Ocean's Twelve started out as a spec script, rewritten to become the Ocean's Eleven sequel, and it shows. Andy Garcia drops out of the picture almost immediately as the team finds itself drawn into a reputational turf-war between European heisters, a Frenchy named the Night Fox as well as a mysterious uber-thief known as LeMarc. The movie may not have the fun and charm of its predecessor, but it's certainly got plenty of enthusiasm for big-score lore, characters chatting about heists of the past and tossing around con strategies with names like Baker's Dozen, Hell in a Handbasket, Looky Loo and Bundle of Joy. Ah, thieves… they have so many different ways to take your stuff!

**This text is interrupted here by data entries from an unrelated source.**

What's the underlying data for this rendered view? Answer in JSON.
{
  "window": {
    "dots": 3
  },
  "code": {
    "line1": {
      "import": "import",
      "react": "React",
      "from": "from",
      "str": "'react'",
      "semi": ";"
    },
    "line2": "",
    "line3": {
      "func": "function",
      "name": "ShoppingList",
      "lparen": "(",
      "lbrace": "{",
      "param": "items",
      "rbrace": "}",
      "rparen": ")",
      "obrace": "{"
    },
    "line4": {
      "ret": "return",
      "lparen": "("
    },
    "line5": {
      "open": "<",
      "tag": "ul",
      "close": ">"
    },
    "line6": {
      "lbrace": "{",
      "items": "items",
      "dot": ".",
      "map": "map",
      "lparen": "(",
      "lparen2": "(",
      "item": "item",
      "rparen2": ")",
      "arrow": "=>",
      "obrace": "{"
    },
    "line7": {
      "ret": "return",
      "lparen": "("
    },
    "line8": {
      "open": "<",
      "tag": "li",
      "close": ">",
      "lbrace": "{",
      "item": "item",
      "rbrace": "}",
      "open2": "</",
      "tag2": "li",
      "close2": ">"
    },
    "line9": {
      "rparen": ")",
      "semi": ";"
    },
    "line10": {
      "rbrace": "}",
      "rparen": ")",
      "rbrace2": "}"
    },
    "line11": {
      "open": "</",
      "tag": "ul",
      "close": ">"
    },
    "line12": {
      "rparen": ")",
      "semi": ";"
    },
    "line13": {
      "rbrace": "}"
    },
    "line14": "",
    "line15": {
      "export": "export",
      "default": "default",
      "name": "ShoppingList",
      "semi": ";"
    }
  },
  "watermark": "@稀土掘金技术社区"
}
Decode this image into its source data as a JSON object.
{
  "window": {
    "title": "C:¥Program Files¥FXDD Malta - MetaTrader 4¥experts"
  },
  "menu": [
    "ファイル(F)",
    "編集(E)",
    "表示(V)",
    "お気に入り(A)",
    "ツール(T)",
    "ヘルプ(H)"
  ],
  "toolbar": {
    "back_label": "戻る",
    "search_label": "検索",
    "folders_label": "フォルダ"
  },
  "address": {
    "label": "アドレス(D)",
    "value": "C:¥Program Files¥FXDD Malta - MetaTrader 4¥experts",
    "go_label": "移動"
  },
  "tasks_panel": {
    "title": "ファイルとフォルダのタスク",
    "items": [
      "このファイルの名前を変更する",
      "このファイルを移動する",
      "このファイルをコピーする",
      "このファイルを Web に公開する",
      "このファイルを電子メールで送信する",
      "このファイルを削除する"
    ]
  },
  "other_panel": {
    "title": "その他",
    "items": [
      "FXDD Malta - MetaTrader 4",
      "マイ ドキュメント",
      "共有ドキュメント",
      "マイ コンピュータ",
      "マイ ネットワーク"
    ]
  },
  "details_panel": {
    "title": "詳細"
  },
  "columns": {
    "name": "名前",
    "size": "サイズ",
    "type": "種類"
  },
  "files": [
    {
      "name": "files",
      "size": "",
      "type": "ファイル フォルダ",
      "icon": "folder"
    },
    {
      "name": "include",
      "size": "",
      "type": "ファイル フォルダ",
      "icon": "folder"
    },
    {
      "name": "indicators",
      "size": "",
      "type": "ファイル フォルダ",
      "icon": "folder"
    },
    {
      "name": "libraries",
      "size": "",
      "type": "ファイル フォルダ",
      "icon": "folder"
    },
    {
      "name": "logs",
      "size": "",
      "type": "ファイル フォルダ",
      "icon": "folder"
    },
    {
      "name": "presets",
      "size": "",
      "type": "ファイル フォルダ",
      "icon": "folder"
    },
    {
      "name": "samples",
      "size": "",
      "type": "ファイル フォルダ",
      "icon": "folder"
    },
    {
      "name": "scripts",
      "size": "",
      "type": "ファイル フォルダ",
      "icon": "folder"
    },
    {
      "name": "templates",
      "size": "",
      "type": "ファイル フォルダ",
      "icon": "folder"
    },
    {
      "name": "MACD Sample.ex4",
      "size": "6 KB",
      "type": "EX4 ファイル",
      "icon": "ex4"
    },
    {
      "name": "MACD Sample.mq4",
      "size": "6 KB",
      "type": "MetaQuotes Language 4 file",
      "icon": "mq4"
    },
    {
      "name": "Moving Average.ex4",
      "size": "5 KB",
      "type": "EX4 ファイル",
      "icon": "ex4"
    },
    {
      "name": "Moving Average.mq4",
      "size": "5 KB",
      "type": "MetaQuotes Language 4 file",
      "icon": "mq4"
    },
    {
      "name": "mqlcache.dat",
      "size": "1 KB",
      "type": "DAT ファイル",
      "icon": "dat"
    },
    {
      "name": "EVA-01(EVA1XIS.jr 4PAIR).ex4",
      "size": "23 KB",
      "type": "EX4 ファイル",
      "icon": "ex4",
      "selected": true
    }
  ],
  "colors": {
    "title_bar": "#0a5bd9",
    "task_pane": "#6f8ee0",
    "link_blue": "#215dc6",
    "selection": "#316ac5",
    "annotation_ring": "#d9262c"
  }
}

Drained of the bubbly premise of Ocean's Eleven, Ocean's Twelve struggles to find a purpose. Soderbergh's style is still on display, jazzy incidental music and fleet-footed editing, but it's downshifted into a minor key. There are still the twists and reversals of a good caper, but it's sloppier this time; everything will look bad, then bam! there's a twist and they're back on top and you're going "Huh? How did that work again?" No matter; we've still got a bunch more twists to get through before the end of the movie.

The point of this movie is to hang out with these stars and have fun. This time there's just not as much fun, and it's not as though the fun got ditched to make way for increased importance or meaning or inquiry into the human dilemma. It's just less fun.